Re: [PATCH] xfs: use a unique and persistent value for f_fsid

[Amir Goldstein <amir73il@gmail.com>]

On Tue, Mar 23, 2021 at 8:35 AM Darrick J. Wong <djwong@kernel.org> wrote:
>
> On Tue, Mar 23, 2021 at 06:50:44AM +0200, Amir Goldstein wrote:
> > On Tue, Mar 23, 2021 at 1:03 AM Dave Chinner <david@fromorbit.com> wrote:
> > >
> > > On Mon, Mar 22, 2021 at 07:11:18PM +0200, Amir Goldstein wrote:
> > > > Some filesystems on persistent storage backend use a digest of the
> > > > filesystem's persistent uuid as the value for f_fsid returned by
> > > > statfs(2).
> > > >
> > > > xfs, as many other filesystem provide the non-persistent block device
> > > > number as the value of f_fsid.
> > > >
> > > > Since kernel v5.1, fanotify_init(2) supports the flag FAN_REPORT_FID
> > > > for identifying objects using file_handle and f_fsid in events.
> > >
> > > The filesystem id is encoded into the VFS filehandle - it does not
> > > need some special external identifier to identify the filesystem it
> > > belongs to....
> > >
> >
> > Let's take it from the start.
> > There is no requirement for fanotify to get a persistent fs id, we just need
> > a unique fs id that is known to userspace, so the statfs API is good enough
> > for our needs.
> >
> > See quote from fanotify.7:
> >
> > " The fields of the fanotify_event_info_fid structure are as follows:
> > ...
> >        fsid   This  is  a  unique identifier of the filesystem
> > containing the object associated with the event.  It is a structure of
> > type __kernel_fsid_t and contains the same value as f_fsid when
> >               calling statfs(2).
> >
> >        file_handle
> >               This is a variable length structure of type struct
> > file_handle.  It is an opaque handle that corresponds to a specified
> > object on a filesystem as returned by name_to_handle_at(2).  It
> >               can  be  used  to uniquely identify a file on a
> > filesystem and can be passed as an argument to open_by_handle_at(2).
>
> Hmmmm.... so I guess you'd /like/ a file handle that will survive across
> unmount/mount cycles, and possibly even a reboot?
>
> I looked at the first commit, and I guess you use name_to_handle_at,
> which returns a mount_id that is .... that weird number in the leftmost
> column of /proc/mountinfo, which increments monotonically for each mount
> and definitely doesn't survive a remount cycle, let alone a reboot?
>
> Hence wanting to use something less volatile than mnt_id_ida...?
>
> My natural inclination is "just use whatever NFS does", but ... then I
> saw fh_compose and realized that the fsid part of an NFS handle depends
> on the export options and probably isn't all that easy for someone who
> isn't an nfs client to extract.
>
> Was that how you arrived at using the statfs fsid field?

Yes.

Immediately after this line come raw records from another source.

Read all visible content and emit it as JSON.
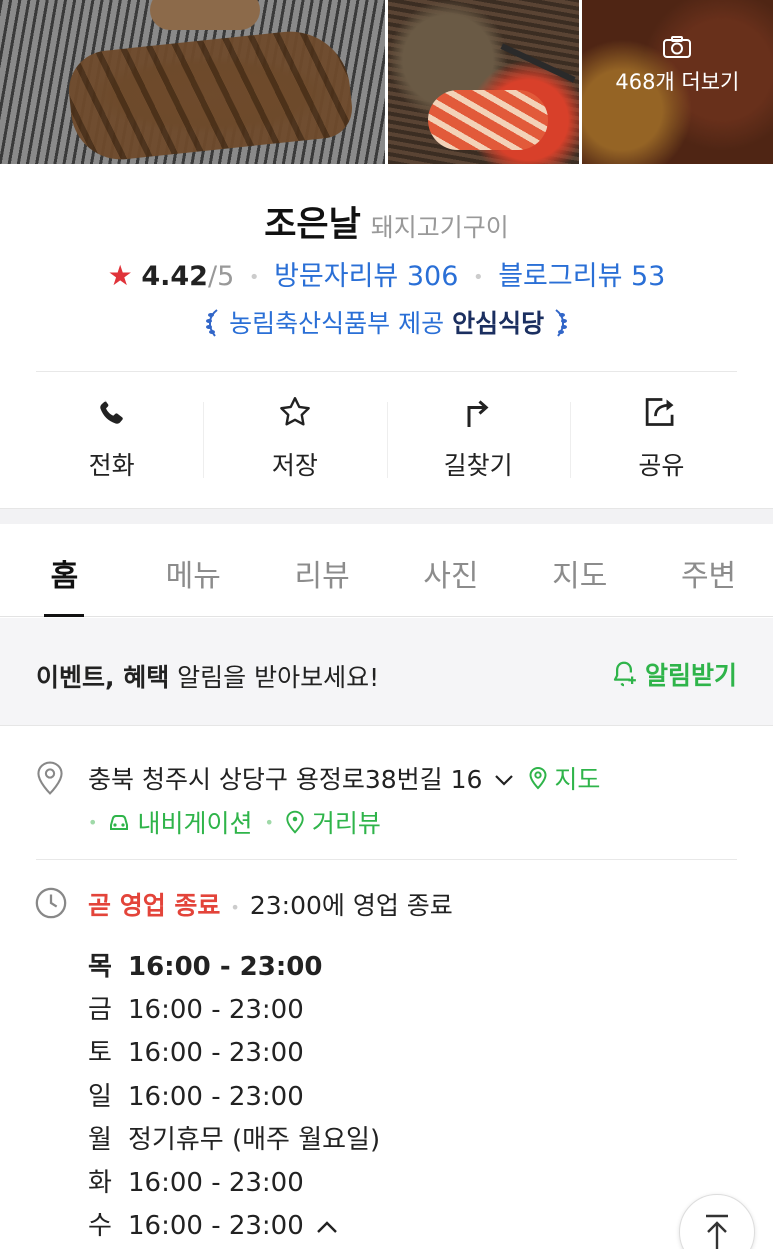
{
  "photos": {
    "more_label": "468개 더보기"
  },
  "place": {
    "name": "조은날",
    "category": "돼지고기구이",
    "rating": "4.42",
    "rating_max": "/5",
    "visitor_reviews": "방문자리뷰 306",
    "blog_reviews": "블로그리뷰 53",
    "badge_org": "농림축산식품부 제공",
    "badge_name": "안심식당"
  },
  "actions": [
    {
      "label": "전화",
      "icon": "phone-icon"
    },
    {
      "label": "저장",
      "icon": "star-outline-icon"
    },
    {
      "label": "길찾기",
      "icon": "directions-icon"
    },
    {
      "label": "공유",
      "icon": "share-icon"
    }
  ],
  "tabs": [
    "홈",
    "메뉴",
    "리뷰",
    "사진",
    "지도",
    "주변"
  ],
  "active_tab": "홈",
  "alert": {
    "text_bold": "이벤트, 혜택",
    "text_rest": " 알림을 받아보세요!",
    "button": "알림받기"
  },
  "address": {
    "text": "충북 청주시 상당구 용정로38번길 16",
    "map_link": "지도",
    "navigation_link": "내비게이션",
    "streetview_link": "거리뷰"
  },
  "hours": {
    "status": "곧 영업 종료",
    "status_detail": "23:00에 영업 종료",
    "days": [
      {
        "day": "목",
        "time": "16:00 - 23:00"
      },
      {
        "day": "금",
        "time": "16:00 - 23:00"
      },
      {
        "day": "토",
        "time": "16:00 - 23:00"
      },
      {
        "day": "일",
        "time": "16:00 - 23:00"
      },
      {
        "day": "월",
        "time": "정기휴무 (매주 월요일)"
      },
      {
        "day": "화",
        "time": "16:00 - 23:00"
      },
      {
        "day": "수",
        "time": "16:00 - 23:00"
      }
    ]
  },
  "colors": {
    "accent_green": "#2fb44a",
    "link_blue": "#2a6fd6",
    "status_red": "#e3443a",
    "star_red": "#e0333a"
  }
}
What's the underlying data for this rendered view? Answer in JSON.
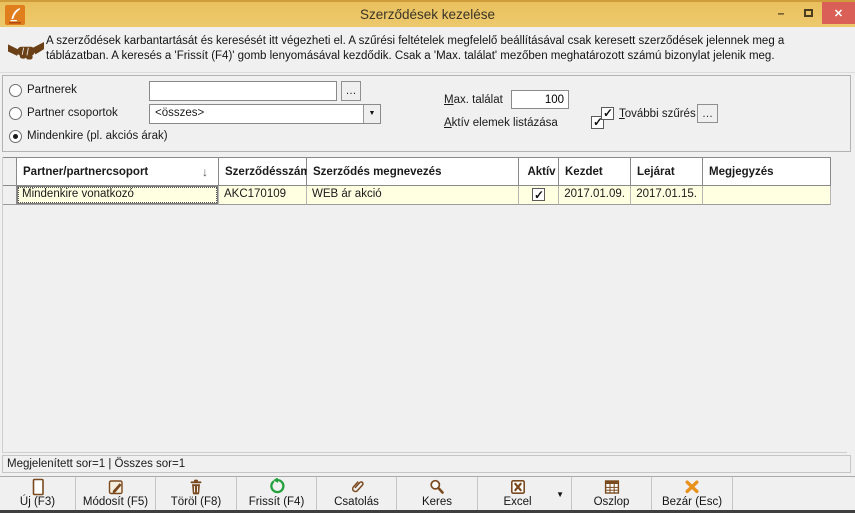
{
  "window": {
    "title": "Szerződések kezelése"
  },
  "icons": {
    "minimize": "–",
    "close": "✕",
    "dropdown_arrow": "▼",
    "sort_desc": "↓",
    "check_mark": "✓",
    "app_icon": "svg-quill",
    "handshake_icon": "svg-handshake",
    "toolbar_icons": "svg (new-document, edit, trash, refresh, paperclip, search, excel, table-columns, close-x)"
  },
  "colors": {
    "titlebar": "#ecc464",
    "close_button": "#d95f57",
    "row_highlight": "#ffffe1",
    "icon_brown": "#7a4a1e",
    "icon_green": "#22a03c",
    "icon_orange": "#e8911c"
  },
  "info": {
    "text": "A szerződések karbantartását és keresését itt végezheti el. A szűrési feltételek megfelelő beállításával csak keresett szerződések jelennek meg a táblázatban. A keresés a 'Frissít (F4)' gomb lenyomásával kezdődik. Csak a 'Max. találat' mezőben meghatározott számú bizonylat jelenik meg."
  },
  "filters": {
    "radios": [
      {
        "label": "Partnerek",
        "selected": false
      },
      {
        "label": "Partner csoportok",
        "selected": false
      },
      {
        "label": "Mindenkire (pl. akciós árak)",
        "selected": true
      }
    ],
    "partner_input": {
      "value": "",
      "browse_label": "…"
    },
    "partner_group_select": {
      "value": "<összes>"
    },
    "max_results": {
      "label_key": "M",
      "label_rest": "ax. találat",
      "value": "100"
    },
    "active_only": {
      "label_key": "A",
      "label_rest": "ktív elemek listázása",
      "checked": true
    },
    "more_filter": {
      "label_key": "T",
      "label_rest": "ovábbi szűrés",
      "checked": true,
      "browse_label": "…"
    }
  },
  "table": {
    "columns": [
      {
        "label": "Partner/partnercsoport",
        "sort": "desc"
      },
      {
        "label": "Szerződésszám"
      },
      {
        "label": "Szerződés megnevezés"
      },
      {
        "label": "Aktív"
      },
      {
        "label": "Kezdet"
      },
      {
        "label": "Lejárat"
      },
      {
        "label": "Megjegyzés"
      }
    ],
    "rows": [
      {
        "partner": "Mindenkire vonatkozó",
        "contract_no": "AKC170109",
        "name": "WEB ár akció",
        "active": true,
        "start": "2017.01.09.",
        "end": "2017.01.15.",
        "note": ""
      }
    ]
  },
  "status": {
    "text": "Megjelenített sor=1 | Összes sor=1"
  },
  "toolbar": {
    "buttons": [
      {
        "label": "Új (F3)"
      },
      {
        "label": "Módosít (F5)"
      },
      {
        "label": "Töröl (F8)"
      },
      {
        "label": "Frissít (F4)"
      },
      {
        "label": "Csatolás"
      },
      {
        "label": "Keres"
      },
      {
        "label": "Excel",
        "has_dropdown": true
      },
      {
        "label": "Oszlop"
      },
      {
        "label": "Bezár (Esc)"
      }
    ]
  }
}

Exactly.

>
> ...except XFS doesn't guarantee that fsid is particularly unique or
> stable, since a reboot can enumerate blockdevs in a different order and
> hence the dev_t will change.  UUIDs also aren't a great idea because you
> can snapshot an fs and mount it with nouuid, and now a "unique" file
> handle can map ambiguously to two different files.
>

As I explained in my reply to Dave, that's not a big issue.
If program want to listen on events from multiple filesystems,
the program will sample f_fsid of both filesystems before setting up the
filesystem watches. If there is a collision, there are other ways to handle
this case (i.e. run two separate listener programs).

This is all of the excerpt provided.